MLPY/Lib/site-packages/torchaudio/models/wav2letter.py

from torch import nn, Tensor

__all__ = [
    "Wav2Letter",
]


class Wav2Letter(nn.Module):
    r"""Wav2Letter model architecture from *Wav2Letter: an End-to-End ConvNet-based Speech
    Recognition System* :cite:`collobert2016wav2letter`.

    See Also:
        * `Training example <https://github.com/pytorch/audio/tree/release/0.12/examples/pipeline_wav2letter>`__

    Args:
        num_classes (int, optional): Number of classes to be classified. (Default: ``40``)
        input_type (str, optional): Wav2Letter can use as input: ``waveform``, ``power_spectrum``
         or ``mfcc`` (Default: ``waveform``).
        num_features (int, optional): Number of input features that the network will receive (Default: ``1``).
    """

    def __init__(self, num_classes: int = 40, input_type: str = "waveform", num_features: int = 1) -> None:
        super().__init__()

        acoustic_num_features = 250 if input_type == "waveform" else num_features
        acoustic_model = nn.Sequential(
            nn.Conv1d(in_channels=acoustic_num_features, out_channels=250, kernel_size=48, stride=2, padding=23),
            nn.ReLU(inplace=True),
            nn.Conv1d(in_channels=250, out_channels=250, kernel_size=7, stride=1, padding=3),
            nn.ReLU(inplace=True),
            nn.Conv1d(in_channels=250, out_channels=250, kernel_size=7, stride=1, padding=3),
            nn.ReLU(inplace=True),
            nn.Conv1d(in_channels=250, out_channels=250, kernel_size=7, stride=1, padding=3),
            nn.ReLU(inplace=True),
            nn.Conv1d(in_channels=250, out_channels=250, kernel_size=7, stride=1, padding=3),
            nn.ReLU(inplace=True),
            nn.Conv1d(in_channels=250, out_channels=250, kernel_size=7, stride=1, padding=3),
            nn.ReLU(inplace=True),
            nn.Conv1d(in_channels=250, out_channels=250, kernel_size=7, stride=1, padding=3),
            nn.ReLU(inplace=True),
            nn.Conv1d(in_channels=250, out_channels=250, kernel_size=7, stride=1, padding=3),
            nn.ReLU(inplace=True),
            nn.Conv1d(in_channels=250, out_channels=2000, kernel_size=32, stride=1, padding=16),
            nn.ReLU(inplace=True),
            nn.Conv1d(in_channels=2000, out_channels=2000, kernel_size=1, stride=1, padding=0),
            nn.ReLU(inplace=True),
            nn.Conv1d(in_channels=2000, out_channels=num_classes, kernel_size=1, stride=1, padding=0),
            nn.ReLU(inplace=True),
        )

        if input_type == "waveform":
            waveform_model = nn.Sequential(
                nn.Conv1d(in_channels=num_features, out_channels=250, kernel_size=250, stride=160, padding=45),
                nn.ReLU(inplace=True),
            )
            self.acoustic_model = nn.Sequential(waveform_model, acoustic_model)

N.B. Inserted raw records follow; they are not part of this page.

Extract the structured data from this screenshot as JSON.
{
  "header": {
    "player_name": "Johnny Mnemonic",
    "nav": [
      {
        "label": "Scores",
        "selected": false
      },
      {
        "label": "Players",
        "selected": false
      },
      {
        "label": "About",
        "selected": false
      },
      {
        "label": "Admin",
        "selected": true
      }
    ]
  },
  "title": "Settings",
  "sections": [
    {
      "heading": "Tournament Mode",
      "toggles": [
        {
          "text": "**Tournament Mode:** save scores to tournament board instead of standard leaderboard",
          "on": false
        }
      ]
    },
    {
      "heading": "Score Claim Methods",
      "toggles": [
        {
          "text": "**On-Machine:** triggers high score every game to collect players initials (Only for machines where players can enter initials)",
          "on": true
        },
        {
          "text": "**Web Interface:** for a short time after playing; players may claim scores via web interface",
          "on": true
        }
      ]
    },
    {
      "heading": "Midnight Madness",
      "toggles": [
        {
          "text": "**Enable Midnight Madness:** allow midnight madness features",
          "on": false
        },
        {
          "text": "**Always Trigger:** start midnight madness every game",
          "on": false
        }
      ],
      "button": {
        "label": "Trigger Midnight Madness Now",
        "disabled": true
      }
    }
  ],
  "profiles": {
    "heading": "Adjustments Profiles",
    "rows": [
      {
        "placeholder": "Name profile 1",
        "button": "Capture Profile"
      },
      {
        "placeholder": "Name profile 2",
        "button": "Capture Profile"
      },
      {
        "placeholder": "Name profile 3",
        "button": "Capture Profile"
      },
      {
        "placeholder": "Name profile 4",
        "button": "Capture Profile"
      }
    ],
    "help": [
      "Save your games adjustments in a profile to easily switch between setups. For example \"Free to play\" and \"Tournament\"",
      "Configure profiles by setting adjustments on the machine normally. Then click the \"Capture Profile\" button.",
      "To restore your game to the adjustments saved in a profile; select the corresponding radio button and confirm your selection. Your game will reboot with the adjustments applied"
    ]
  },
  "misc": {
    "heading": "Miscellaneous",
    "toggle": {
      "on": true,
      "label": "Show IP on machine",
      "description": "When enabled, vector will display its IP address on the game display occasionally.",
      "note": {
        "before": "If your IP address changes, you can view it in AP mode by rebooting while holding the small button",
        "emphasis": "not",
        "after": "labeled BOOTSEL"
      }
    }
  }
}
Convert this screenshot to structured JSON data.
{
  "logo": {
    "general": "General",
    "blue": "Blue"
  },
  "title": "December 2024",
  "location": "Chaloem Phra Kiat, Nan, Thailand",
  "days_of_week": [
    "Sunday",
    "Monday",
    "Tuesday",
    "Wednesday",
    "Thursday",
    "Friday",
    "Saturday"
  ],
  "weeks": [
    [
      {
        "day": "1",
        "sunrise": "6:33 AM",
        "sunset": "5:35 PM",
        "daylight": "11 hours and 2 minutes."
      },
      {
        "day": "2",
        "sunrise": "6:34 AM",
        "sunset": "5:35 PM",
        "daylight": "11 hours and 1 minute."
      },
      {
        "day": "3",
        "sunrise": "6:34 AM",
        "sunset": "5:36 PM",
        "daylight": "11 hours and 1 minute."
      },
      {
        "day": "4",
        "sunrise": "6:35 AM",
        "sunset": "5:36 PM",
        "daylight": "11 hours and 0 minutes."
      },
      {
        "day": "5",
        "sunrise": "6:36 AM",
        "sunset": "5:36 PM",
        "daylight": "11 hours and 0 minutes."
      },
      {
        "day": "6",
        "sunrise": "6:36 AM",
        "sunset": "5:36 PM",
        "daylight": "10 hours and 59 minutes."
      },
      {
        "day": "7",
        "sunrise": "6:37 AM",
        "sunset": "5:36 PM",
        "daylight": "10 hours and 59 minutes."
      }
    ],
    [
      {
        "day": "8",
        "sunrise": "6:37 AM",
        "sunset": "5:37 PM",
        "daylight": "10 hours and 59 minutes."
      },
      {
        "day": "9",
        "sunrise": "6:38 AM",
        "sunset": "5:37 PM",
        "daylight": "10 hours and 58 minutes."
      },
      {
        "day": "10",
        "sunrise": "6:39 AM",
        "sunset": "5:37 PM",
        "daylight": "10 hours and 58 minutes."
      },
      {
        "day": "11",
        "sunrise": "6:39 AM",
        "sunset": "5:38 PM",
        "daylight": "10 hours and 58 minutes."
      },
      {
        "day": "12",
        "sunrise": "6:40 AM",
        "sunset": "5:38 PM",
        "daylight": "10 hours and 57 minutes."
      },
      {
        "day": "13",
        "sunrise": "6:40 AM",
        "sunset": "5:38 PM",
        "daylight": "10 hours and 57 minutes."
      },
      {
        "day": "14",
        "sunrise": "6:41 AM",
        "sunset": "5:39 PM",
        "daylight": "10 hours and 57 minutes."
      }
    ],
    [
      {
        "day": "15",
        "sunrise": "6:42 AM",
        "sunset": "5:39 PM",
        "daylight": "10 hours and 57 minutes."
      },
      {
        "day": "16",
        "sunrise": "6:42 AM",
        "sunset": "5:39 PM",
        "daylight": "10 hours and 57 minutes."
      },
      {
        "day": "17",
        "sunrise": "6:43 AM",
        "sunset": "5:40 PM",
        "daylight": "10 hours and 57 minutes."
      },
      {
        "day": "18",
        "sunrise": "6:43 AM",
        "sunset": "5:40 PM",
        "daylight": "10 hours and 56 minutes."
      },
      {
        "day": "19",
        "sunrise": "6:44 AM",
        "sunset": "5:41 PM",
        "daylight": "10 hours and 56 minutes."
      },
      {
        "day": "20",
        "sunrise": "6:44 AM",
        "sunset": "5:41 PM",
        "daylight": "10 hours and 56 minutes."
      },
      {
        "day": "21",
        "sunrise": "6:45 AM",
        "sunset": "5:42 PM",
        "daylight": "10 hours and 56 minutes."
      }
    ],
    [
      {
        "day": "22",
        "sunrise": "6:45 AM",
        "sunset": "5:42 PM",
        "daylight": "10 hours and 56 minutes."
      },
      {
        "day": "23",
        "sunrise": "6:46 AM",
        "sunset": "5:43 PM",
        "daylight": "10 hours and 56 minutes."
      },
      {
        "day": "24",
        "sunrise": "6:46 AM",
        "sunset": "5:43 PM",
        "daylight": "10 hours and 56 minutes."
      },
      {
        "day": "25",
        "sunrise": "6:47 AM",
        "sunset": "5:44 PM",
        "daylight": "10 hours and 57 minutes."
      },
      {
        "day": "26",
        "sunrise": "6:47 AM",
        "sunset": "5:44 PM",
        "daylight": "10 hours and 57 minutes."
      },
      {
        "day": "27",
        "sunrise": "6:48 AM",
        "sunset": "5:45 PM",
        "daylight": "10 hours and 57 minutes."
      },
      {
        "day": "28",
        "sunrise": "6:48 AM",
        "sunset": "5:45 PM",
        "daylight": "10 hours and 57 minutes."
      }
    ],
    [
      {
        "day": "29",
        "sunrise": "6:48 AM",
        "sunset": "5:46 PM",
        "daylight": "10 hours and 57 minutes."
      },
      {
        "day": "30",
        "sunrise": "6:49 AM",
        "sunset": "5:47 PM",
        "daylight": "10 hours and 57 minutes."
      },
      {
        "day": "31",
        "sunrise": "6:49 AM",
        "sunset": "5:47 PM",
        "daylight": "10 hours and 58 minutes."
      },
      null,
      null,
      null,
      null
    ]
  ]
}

        if input_type in ["power_spectrum", "mfcc"]:
            self.acoustic_model = acoustic_model

    def forward(self, x: Tensor) -> Tensor:
        r"""
        Args:
            x (torch.Tensor): Tensor of dimension (batch_size, num_features, input_length).

        Returns:
            Tensor: Predictor tensor of dimension (batch_size, number_of_classes, input_length).
        """

        x = self.acoustic_model(x)
        x = nn.functional.log_softmax(x, dim=1)
        return x